The mode is the most frequent value, not the most frequent count.

Step 4: Find the median

The median is the middle value when all elements are sorted. With 15 total elements, the median is the 8th value. Walk through count[], accumulating a running total. When the running sum first reaches or passes 8, you have found the median index. Running sums: count[1]=1, count[2]=4, count[3]=6, count[4]=11. At index 4 we pass 8, so median = 4.

For even total counts, average the two middle values.

Step 5: Return the result

Return [minimum, maximum, mean, median, mode] = [1.0, 9.0, 4.267, 4.0, 4.0]. All five statistics are computed without ever expanding the frequency array into a full list of individual elements.

Total work: a few passes over 256 entries, regardless of how many samples there are.

Each step is a simple scan over the 256-entry count array. You accumulate running totals and compare against thresholds. No sorting, no expansion, no extra data structures.

Complexity analysis

ApproachTimeSpace
Frequency scanO(n)O(1)

Here n refers to the size of the count array, which is always 256. That means the time complexity is technically O(1) since the input size is fixed. The space complexity is also O(1) because you only use a handful of variables.

If you think of n as the total number of samples (the sum of all counts), then the approach is still O(256) time and O(1) extra space, which is far better than the O(n log n) you would need if you sorted the raw samples.

The building blocks

1. Prefix sums over a frequency array

The median computation relies on accumulating a running total as you walk through the count array. This is essentially a prefix sum: after processing index i, you know how many total elements have values from 0 to i.

running = 0
for i in range(256):
    running += count[i]
    if running >= target:
        return i

This pattern appears whenever you need to find the k-th element in a frequency distribution.

2. Weighted aggregation

The mean uses weighted aggregation: multiply each value by its frequency, sum everything, and divide by the total count. This same pattern shows up in expected value calculations, center-of-mass problems, and probability distributions.

total = sum(i * count[i] for i in range(256))
mean = total / n

Keeping the sum as a running accumulator avoids floating point drift when dealing with very large counts.

Edge cases

  • Single distinct value: Every count is zero except one. Min, max, mode, and median are all the same value, and the mean equals that value too.
  • Two distinct values with equal counts: The median is the average of the two values, not either one individually.
  • All 256 values present: The algorithm still runs 256 iterations, but now min = 0 and max = 255.
  • Extremely large counts: With counts up to 10^9, the weighted sum i * count[i] can overflow 32-bit integers.
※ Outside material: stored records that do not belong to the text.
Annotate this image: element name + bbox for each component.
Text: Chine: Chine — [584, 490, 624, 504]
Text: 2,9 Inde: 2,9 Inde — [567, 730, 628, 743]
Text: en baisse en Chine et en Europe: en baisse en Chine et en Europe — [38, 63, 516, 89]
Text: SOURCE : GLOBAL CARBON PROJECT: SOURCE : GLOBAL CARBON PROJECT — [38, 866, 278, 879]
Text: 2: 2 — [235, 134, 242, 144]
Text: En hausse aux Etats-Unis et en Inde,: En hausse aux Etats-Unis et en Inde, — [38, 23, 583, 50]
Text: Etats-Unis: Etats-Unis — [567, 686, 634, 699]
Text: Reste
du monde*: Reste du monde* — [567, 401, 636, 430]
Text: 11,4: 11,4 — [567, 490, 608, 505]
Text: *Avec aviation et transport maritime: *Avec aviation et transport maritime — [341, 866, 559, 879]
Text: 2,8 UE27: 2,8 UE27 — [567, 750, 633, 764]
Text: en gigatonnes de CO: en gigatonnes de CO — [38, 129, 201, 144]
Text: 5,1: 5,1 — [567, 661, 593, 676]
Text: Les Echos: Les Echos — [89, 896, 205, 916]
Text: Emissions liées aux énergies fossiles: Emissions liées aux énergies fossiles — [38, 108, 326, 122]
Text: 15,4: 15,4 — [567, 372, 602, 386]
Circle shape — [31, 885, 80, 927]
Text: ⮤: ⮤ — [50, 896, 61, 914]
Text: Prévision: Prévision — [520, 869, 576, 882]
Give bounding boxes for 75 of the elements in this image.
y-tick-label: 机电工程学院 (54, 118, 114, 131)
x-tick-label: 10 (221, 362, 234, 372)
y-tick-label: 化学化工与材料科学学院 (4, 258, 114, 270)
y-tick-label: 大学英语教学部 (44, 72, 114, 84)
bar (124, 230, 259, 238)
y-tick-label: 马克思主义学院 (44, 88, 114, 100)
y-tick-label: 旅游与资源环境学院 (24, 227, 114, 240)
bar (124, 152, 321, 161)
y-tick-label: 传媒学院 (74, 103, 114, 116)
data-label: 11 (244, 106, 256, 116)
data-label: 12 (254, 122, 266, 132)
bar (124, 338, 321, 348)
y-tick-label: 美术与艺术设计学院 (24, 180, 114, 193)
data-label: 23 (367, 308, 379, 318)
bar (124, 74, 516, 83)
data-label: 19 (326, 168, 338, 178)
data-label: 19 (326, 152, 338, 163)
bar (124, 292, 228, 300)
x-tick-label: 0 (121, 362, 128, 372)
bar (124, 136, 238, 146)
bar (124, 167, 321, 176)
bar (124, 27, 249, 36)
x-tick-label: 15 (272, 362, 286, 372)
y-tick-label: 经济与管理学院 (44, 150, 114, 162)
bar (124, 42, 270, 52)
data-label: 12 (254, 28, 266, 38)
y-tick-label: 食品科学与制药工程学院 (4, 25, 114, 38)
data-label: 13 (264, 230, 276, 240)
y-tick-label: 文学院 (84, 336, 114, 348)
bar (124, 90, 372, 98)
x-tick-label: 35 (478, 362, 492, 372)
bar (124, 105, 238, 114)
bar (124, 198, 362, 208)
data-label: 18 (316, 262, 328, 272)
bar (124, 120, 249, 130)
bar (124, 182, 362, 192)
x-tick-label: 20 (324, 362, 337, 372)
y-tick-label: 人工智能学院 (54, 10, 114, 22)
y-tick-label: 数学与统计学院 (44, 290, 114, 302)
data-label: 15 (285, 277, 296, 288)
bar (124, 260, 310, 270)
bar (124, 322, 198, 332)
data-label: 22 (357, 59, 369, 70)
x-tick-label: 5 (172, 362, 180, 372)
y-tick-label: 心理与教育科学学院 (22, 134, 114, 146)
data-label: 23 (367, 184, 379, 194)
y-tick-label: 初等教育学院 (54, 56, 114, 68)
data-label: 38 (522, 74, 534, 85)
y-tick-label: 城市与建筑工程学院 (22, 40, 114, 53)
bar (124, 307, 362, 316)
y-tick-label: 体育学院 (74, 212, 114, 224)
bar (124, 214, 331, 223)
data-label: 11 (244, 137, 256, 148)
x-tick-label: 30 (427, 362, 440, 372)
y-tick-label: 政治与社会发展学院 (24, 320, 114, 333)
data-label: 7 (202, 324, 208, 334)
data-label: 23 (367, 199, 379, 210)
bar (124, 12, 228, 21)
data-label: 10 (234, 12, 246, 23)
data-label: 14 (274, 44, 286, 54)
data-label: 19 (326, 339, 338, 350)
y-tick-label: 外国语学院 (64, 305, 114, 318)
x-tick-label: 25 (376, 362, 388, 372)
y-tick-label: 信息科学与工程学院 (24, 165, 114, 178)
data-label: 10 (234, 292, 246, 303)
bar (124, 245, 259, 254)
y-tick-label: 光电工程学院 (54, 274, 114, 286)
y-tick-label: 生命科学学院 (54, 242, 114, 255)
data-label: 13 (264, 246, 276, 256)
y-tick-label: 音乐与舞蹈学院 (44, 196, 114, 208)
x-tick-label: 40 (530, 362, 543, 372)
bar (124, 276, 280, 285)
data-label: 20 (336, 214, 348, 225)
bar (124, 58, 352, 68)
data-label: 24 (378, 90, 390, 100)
Use 64-bit arithmetic or a language that handles big integers natively (like Python).
  • Even vs. odd total count: The median logic must average two middle values for even totals. Missing this is the most common bug.

From understanding to recall

Reading through this solution once gives you the idea, but you will not remember the median formula next week. The trick is to practice retrieving the technique from memory, not just recognizing it when you see it.

Try closing this page and writing the find_median helper from scratch. If you get stuck, come back and check. Then try again tomorrow. That spaced retrieval is what turns a "solved it once" problem into a pattern you own.

CodeBricks automates this cycle for you. It breaks problems into atomic building blocks (prefix sum over frequency arrays, weighted aggregation, boundary scanning) and schedules them for review at increasing intervals. You stop grinding and start retaining.

Related posts

  • Find Peak Element - another problem where scanning with a simple condition finds the answer
  • Two Sum - frequency-based lookup using a hash map
  • Majority Element - computing statistics from frequency information

The five statistics in this problem are not hard individually. What makes the problem interesting is computing all of them from a single compressed representation. If you can internalize the frequency array abstraction, you will find it popping up everywhere, from counting sort to sliding window frequency maps.